You must have been keeping up with the image/video generation models and probably noticed the explosion of diffusion based model variants shared by many developers on Github and Hugging Face.
No matter what Stable Diffusion WebUI (ForgeUI, ComfyUI, Automatic1111, Fooocus etc) you are using sometimes, it is getting a bit confusing in selecting which one to choose. Between these model formats, good old GGUF, and various quantization options.
If you have gone through our model installation tutorials, we share multiple model variants(Ex- Flux, HunyuanVideo, Wan2.1, Stable Diffusion3.5 etc) that can be most suitable for your hardware requirements and use cases.
Now, we have researched and sharing the experiences to help you clear things up.
Table of Contents:
Comparison Table- GGUF, FP8, FP16, NF4
Feature | FP16 | FP8 | GGUF Q8_0 | GGUF Q5_K | NF4 |
---|---|---|---|---|---|
Bit Precision | 16-bit | 8-bit | 8-bit | 5-bit | 4-bit |
VRAM Usage | Highest | Medium | Medium-High | Low-Medium | Lowest |
Image Quality | Reference (Highest) | Very High (95-98% of FP16) | High (90-95% of FP16) | Good (85-90% of FP16) | Acceptable (75-85% of FP16) |
Generation Speed | Fast on high-end GPUs | Fast on newer GPUs | Medium | Medium-Fast | Variable (hardware dependent) |
Recommended VRAM (Minimum) | 8GB+ | 6GB+ | 6GB+ | 4GB+ | 3GB+ |
Best For | Final renders, Quality-critical work | Balance of quality and efficiency | General purpose | Limited VRAM scenarios | Highly constrained hardware |
CLIP Encoder Speed | Standard | Optimized (Flux) | Standard | Standard | Standard |
Hardware Optimization | RTX 3000/4000 series | RTX 3000/4000 series | Broad compatibility | Broad compatibility | Specialized |
File Size | Largest | Medium | Medium | Smaller | Smallest |
XL Model Support on 8GB VRAM | No | Limited | Limited | Yes | Yes |
Quality Degradation | None | Minimal | Slight | Moderate | Noticeable but usable |
Community Adoption | High | Growing | High | High | Medium |
Different Diffusion based Model formats
There are multiple formats out there in the open source market. But you can get the best suitable setup for your art generation.
(a) Base model
(b) FP16 (Full Precision)
You can assume this FP16 variant as the "no compromises" option. It is the full 16-bit floating point precision that serves as our standard for quality and not been touched for any specific use case. This is suitable for professionals who do not want their result to be effected by even minimal.

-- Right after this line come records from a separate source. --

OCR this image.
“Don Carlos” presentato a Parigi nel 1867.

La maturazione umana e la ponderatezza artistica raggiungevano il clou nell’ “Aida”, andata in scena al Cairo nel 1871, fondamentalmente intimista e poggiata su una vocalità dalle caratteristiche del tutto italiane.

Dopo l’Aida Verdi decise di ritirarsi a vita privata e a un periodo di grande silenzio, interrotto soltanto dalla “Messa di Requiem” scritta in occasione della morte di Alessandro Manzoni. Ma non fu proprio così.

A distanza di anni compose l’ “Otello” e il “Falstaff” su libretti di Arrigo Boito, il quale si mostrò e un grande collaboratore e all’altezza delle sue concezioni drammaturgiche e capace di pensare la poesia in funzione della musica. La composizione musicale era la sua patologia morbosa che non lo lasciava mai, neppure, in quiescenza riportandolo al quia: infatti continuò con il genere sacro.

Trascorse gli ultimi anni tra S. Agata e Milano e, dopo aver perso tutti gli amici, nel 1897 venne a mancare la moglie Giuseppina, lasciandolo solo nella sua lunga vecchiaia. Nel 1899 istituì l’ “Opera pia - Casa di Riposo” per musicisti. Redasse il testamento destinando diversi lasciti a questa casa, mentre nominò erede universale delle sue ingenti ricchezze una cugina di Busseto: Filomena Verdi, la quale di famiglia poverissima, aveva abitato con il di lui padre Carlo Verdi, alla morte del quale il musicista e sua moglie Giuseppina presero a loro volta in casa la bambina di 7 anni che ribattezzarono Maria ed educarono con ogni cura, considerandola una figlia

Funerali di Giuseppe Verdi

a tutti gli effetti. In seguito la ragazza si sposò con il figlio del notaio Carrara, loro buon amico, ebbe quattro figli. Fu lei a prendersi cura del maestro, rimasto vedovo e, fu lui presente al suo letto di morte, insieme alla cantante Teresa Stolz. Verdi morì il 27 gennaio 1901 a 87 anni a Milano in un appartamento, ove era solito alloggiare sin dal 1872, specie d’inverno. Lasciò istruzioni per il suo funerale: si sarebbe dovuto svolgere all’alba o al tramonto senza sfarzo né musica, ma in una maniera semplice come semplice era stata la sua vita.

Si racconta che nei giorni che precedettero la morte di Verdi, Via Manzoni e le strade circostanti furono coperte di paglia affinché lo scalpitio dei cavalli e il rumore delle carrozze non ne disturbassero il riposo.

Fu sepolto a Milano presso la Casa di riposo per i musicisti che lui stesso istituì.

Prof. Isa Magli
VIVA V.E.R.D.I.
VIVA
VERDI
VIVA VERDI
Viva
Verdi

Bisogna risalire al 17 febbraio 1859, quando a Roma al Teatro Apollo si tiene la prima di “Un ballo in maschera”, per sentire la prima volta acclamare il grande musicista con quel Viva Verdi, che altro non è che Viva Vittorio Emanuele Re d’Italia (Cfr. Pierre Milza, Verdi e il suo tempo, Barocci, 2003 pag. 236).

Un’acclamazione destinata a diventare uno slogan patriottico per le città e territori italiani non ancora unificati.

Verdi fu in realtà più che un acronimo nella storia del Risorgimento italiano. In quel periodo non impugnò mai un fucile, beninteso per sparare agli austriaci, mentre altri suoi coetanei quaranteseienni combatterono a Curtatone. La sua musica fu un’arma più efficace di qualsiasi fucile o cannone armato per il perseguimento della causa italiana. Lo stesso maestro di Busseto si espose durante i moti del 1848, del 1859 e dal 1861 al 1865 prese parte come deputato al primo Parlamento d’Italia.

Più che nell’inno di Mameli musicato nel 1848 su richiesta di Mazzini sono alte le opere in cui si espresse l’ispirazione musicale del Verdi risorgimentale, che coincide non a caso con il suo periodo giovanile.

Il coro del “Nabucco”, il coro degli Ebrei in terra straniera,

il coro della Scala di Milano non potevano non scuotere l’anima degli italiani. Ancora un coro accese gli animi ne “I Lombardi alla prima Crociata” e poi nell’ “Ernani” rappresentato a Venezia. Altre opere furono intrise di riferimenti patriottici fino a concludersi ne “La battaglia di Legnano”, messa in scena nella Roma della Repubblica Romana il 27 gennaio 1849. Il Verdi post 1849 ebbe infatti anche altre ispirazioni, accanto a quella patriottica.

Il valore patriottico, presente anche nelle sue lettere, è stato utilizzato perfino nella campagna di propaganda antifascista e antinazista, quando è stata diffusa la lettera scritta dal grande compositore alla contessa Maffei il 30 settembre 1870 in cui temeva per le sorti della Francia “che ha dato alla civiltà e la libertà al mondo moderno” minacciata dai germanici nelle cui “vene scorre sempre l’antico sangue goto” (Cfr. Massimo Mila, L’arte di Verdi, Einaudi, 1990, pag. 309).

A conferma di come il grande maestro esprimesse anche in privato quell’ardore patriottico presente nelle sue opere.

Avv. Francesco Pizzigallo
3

Actually it is hungry for VRAM. You will typically need 12GB or more to run these comfortably. But if you have got the hardware, many users swear this is still the way to go.

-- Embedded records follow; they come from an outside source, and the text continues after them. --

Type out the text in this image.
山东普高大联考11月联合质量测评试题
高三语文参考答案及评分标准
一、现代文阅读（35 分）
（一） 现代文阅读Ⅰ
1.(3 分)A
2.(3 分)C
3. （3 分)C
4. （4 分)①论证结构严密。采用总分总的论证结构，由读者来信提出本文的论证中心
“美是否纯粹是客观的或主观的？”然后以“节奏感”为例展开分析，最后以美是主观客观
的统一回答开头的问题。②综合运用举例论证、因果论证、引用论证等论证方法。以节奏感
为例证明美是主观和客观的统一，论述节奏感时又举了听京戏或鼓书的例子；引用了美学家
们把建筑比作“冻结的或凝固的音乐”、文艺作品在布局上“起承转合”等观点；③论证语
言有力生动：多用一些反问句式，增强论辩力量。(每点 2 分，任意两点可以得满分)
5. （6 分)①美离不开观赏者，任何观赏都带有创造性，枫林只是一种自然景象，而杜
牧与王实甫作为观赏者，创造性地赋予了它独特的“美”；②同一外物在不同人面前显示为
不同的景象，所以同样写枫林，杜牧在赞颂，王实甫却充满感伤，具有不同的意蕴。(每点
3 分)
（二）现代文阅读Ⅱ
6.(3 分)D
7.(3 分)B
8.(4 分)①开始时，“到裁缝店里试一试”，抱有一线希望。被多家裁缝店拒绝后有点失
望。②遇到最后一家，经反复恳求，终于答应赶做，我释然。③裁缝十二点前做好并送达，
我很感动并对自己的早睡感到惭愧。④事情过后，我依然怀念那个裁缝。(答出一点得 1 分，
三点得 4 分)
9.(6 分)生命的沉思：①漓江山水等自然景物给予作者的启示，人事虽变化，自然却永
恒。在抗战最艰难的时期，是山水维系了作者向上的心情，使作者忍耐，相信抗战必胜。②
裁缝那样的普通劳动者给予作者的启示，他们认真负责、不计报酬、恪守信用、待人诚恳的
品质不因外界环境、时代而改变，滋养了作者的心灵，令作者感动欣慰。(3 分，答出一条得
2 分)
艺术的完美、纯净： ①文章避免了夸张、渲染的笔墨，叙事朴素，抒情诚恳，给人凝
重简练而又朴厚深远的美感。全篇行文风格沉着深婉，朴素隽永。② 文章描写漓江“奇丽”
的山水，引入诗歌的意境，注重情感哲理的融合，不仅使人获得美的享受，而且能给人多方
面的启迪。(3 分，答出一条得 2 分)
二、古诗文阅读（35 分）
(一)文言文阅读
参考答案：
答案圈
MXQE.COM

(c) GGUF (GPT-Generated Unified Format)
GGUF started in the LLM world but has become a staple for Stable Diffusion too. What's good thing about GGUF is its flexibility.
Means you can choose your level of compression (Q4_K, Q5_K, Q8_0, etc.) depending on your hardware constraints that suits most. It's the Swiss Army knife of model formats with broad compatibility across different setups.
Many of the developers like City96, Kijai, Quantstack etc. share their quantized models on their github and Hugging Face repositories. You can find by accessing their public repositories.
The range generally goes from Q2 to Q8. Q8 will give you more precision with detailed result but also consumes more VRAM whereas Q2 generates with lower quality, faster and the VRAM consumption is comparatively lower.
(d) FP8 (8-bit Floating Point)
Generally you will observe these model with Fux. FP8 format is making waves by cutting precision in half compared to the FP16, but with some clever optimizations that preserve quality surprisingly well.
If you are running newer NVIDIA GPUs like 4000 series, this might be your sweet spot between quality and efficiency.
(e) NF4 (4-bit Normal Float)
For those of you who trying to squeeze impressive images out of modest hardware, NF4 is the great option. This 4-bit quantization reduces memory requirements to its lowest.
The images won't win any pixel-peeping contests, but they are totally usable for many purposes if its for general use cases. NF4 is part of the BitsAndBytes (BNB) quantization approach and excels at making large models run on limited hardware.